Entrevista:O Estado inteligente

sexta-feira, fevereiro 11, 2005

Jornal O Globo - Miriam Leitão Passos atrás

A política educacional involuiu no Brasil nos últimos dois anos, a reforma universitária tenta tutelar a escola privada, o ensino médio triplicou em dez anos sem ter qualquer projeto, o governo não dá a atenção devida ao mais importante: o primeiro ano do básico, no qual “começa o desastre”. Essa é a visão do professor Claudio de Moura Castro.
Na entrevista que me concedeu na Globonews, o professor fez duras críticas à reforma universitária:


— Se nenhuma universidade importante do mundo tem um sistema como esse, cabe ao governo provar que uma coisa assim pode dar certo, é viável.
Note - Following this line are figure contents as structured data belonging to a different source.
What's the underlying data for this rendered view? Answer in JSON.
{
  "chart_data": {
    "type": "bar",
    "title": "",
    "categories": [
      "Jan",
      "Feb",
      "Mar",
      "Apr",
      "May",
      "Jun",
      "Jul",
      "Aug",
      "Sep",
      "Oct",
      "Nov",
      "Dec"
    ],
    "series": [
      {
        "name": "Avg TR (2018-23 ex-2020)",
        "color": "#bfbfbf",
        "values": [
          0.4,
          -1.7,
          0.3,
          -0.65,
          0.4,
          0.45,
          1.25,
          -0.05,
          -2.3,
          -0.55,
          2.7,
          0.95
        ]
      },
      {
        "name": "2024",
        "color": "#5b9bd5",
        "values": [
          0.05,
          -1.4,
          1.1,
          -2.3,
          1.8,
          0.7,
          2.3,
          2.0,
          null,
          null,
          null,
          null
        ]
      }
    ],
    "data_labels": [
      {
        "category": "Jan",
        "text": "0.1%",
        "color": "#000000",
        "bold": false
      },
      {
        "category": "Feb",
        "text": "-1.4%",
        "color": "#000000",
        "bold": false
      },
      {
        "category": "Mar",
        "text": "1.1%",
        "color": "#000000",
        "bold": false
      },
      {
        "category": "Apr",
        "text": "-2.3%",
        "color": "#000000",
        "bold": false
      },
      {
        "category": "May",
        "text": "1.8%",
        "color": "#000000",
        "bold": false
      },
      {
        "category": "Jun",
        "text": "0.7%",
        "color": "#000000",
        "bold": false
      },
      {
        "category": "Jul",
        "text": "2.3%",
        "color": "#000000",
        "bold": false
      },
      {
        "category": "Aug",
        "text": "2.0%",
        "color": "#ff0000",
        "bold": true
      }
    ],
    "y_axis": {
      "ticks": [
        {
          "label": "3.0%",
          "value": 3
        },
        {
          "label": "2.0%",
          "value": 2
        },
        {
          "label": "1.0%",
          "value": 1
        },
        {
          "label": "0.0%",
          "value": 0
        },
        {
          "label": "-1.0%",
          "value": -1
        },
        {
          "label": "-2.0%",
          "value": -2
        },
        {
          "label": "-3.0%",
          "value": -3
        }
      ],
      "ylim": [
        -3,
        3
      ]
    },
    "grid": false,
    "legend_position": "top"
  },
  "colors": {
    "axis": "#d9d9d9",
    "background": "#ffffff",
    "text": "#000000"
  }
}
Ele é diretor do Sistema Pitágoras, mas não é esta a origem da crítica. Entende do assunto: tem um imenso e coerente currículo de economista que já trabalhou como professor aqui e no exterior; já foi consultor para assuntos educacionais no BID e no Banco Mundial e tem sido, ao longo das décadas, um interlocutor relevante quando o tema do debate é educação. Portanto, ele e tantos outros pensadores de diversas áreas que têm criticado o projeto deveriam ser ouvidos pelo governo. A lista dos defeitos apontados na reforma universitária é longa e assustadora.
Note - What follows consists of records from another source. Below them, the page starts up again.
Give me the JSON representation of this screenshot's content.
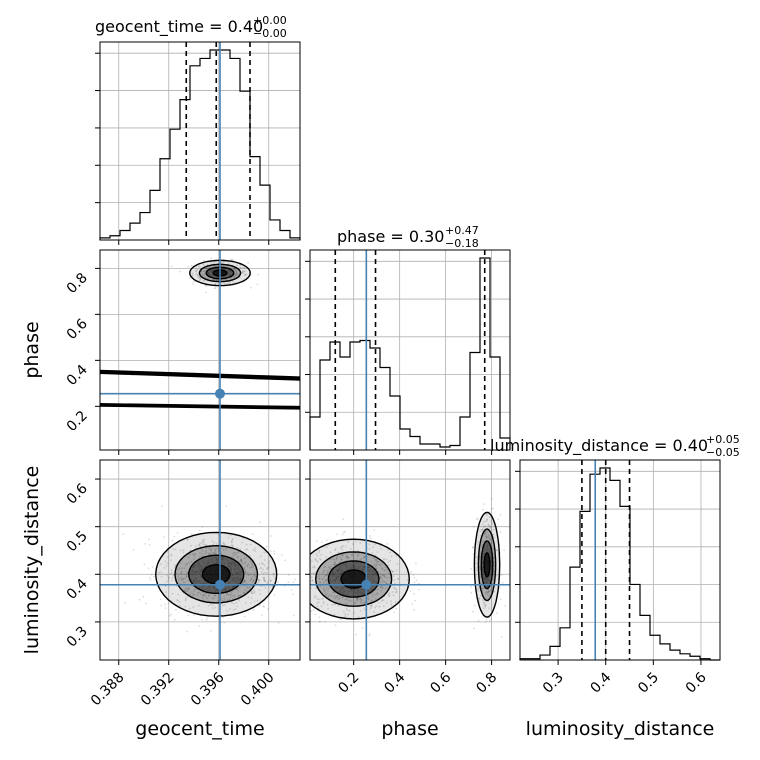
{
  "chart_data": {
    "type": "corner",
    "parameters": [
      "geocent_time",
      "phase",
      "luminosity_distance"
    ],
    "titles": [
      {
        "param": "geocent_time",
        "text": "geocent_time = 0.40",
        "plus": "+0.00",
        "minus": "−0.00"
      },
      {
        "param": "phase",
        "text": "phase = 0.30",
        "plus": "+0.47",
        "minus": "−0.18"
      },
      {
        "param": "luminosity_distance",
        "text": "luminosity_distance = 0.40",
        "plus": "+0.05",
        "minus": "−0.05"
      }
    ],
    "axis_labels": {
      "geocent_time": "geocent_time",
      "phase": "phase",
      "luminosity_distance": "luminosity_distance"
    },
    "ranges": {
      "geocent_time": [
        0.3865,
        0.4025
      ],
      "phase": [
        0.01,
        0.88
      ],
      "luminosity_distance": [
        0.22,
        0.64
      ]
    },
    "ticks": {
      "geocent_time": [
        "0.388",
        "0.392",
        "0.396",
        "0.400"
      ],
      "phase": [
        "0.2",
        "0.4",
        "0.6",
        "0.8"
      ],
      "phase_y": [
        "0.2",
        "0.4",
        "0.6",
        "0.8"
      ],
      "luminosity_distance": [
        "0.3",
        "0.4",
        "0.5",
        "0.6"
      ],
      "luminosity_distance_y": [
        "0.3",
        "0.4",
        "0.5",
        "0.6"
      ]
    },
    "truths": {
      "geocent_time": 0.3961,
      "phase": 0.255,
      "luminosity_distance": 0.378
    },
    "quantiles": {
      "geocent_time": [
        0.3934,
        0.3958,
        0.3985
      ],
      "phase": [
        0.12,
        0.295,
        0.77
      ],
      "luminosity_distance": [
        0.35,
        0.4,
        0.45
      ]
    },
    "histograms": {
      "geocent_time": {
        "edges": [
          0.3865,
          0.3873,
          0.3881,
          0.3889,
          0.3897,
          0.3905,
          0.3913,
          0.3921,
          0.3929,
          0.3937,
          0.3945,
          0.3953,
          0.3961,
          0.3969,
          0.3977,
          0.3985,
          0.3993,
          0.4001,
          0.4009,
          0.4017,
          0.4025
        ],
        "counts": [
          2,
          4,
          9,
          16,
          26,
          47,
          77,
          105,
          133,
          165,
          172,
          180,
          180,
          172,
          141,
          79,
          52,
          19,
          9,
          2
        ]
      },
      "phase": {
        "edges": [
          0.01,
          0.0535,
          0.097,
          0.1405,
          0.184,
          0.2275,
          0.271,
          0.3145,
          0.358,
          0.4015,
          0.445,
          0.4885,
          0.532,
          0.5755,
          0.619,
          0.6625,
          0.706,
          0.7495,
          0.793,
          0.8365,
          0.88
        ],
        "counts": [
          22,
          60,
          72,
          62,
          72,
          73,
          68,
          55,
          36,
          14,
          9,
          4,
          4,
          2,
          3,
          22,
          65,
          128,
          62,
          8
        ]
      },
      "luminosity_distance": {
        "edges": [
          0.22,
          0.241,
          0.262,
          0.283,
          0.304,
          0.325,
          0.346,
          0.367,
          0.388,
          0.409,
          0.43,
          0.451,
          0.472,
          0.493,
          0.514,
          0.535,
          0.556,
          0.577,
          0.598,
          0.619,
          0.64
        ],
        "counts": [
          1,
          1,
          4,
          11,
          26,
          75,
          120,
          150,
          155,
          145,
          124,
          61,
          36,
          20,
          13,
          8,
          5,
          3,
          1,
          0
        ]
      }
    }
  }
}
— A tutela é o mais perigoso. Aqueles comitês, conselhos e votos diretos, a presença de pessoas não escolhidas pela instituição deixam uma dúvida: quem é o responsável se der errado?
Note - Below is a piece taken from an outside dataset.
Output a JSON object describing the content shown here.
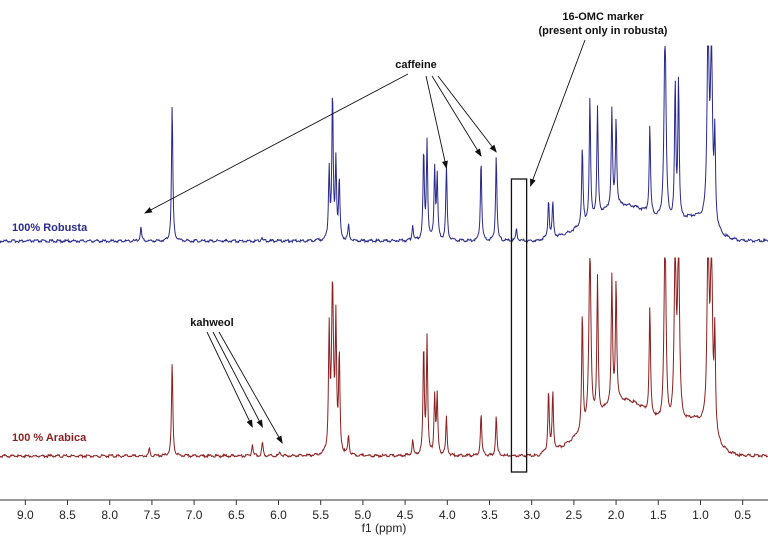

Quando perguntei quem seriam os representantes da sociedade que estariam presentes nas instituições de ensino, Claudio de Moura Castro respondeu:

— Sei lá, o próprio ministro sugeriu o MST.

O professor discorda também das mudanças do provão.

— Perdeu-se um instrumento de navegação que os alunos tinham para escolher. O provão passou a ser por amostragem e agora é mais vulnerável à manipulação. Uma escola inescrupulosa pode mandar apenas os melhores alunos e ninguém vai conseguir detectar a fraude. A partir do momento em que ter um programa numa favela conta ponto na avaliação, uma escola pode querer ter um programinha, mesmo que não funcione, para ter ponto.

Antes, o provão produzia uma nota para cada curso das áreas avaliadas. Todos os alunos dessas áreas eram submetidos a uma prova redigida por outro professores, a maioria proveniente das universidades públicas. Quem ficava nos 12% superiores tirava o conceito A, quem ficava nos 12% mais baixos tirava E e os outros se dividiam em B, C e D. Agora, o provão é menos freqüente, é por amostragem e tem ainda uma novidade:

— Uma prova é feita no primeiro ano, o que é uma total perda de esforço porque já existe o Enem. O governo quer economizar fazendo por amostragem e depois faz uma prova desnecessária que não leva a lugar algum.

Moura Castro lembra também que uma instituição agora pode ficar anos sem estar na amostragem e portanto permanecer com uma nota que já não reflita a realidade do curso. Com o instrumento de navegação, agora perdido, o aluno fiscalizava o mercado:

— Um ponto acima na classificação levava para o curso 10% a mais de candidatos, um ponto perdido tirava 40% de candidatos daquele curso.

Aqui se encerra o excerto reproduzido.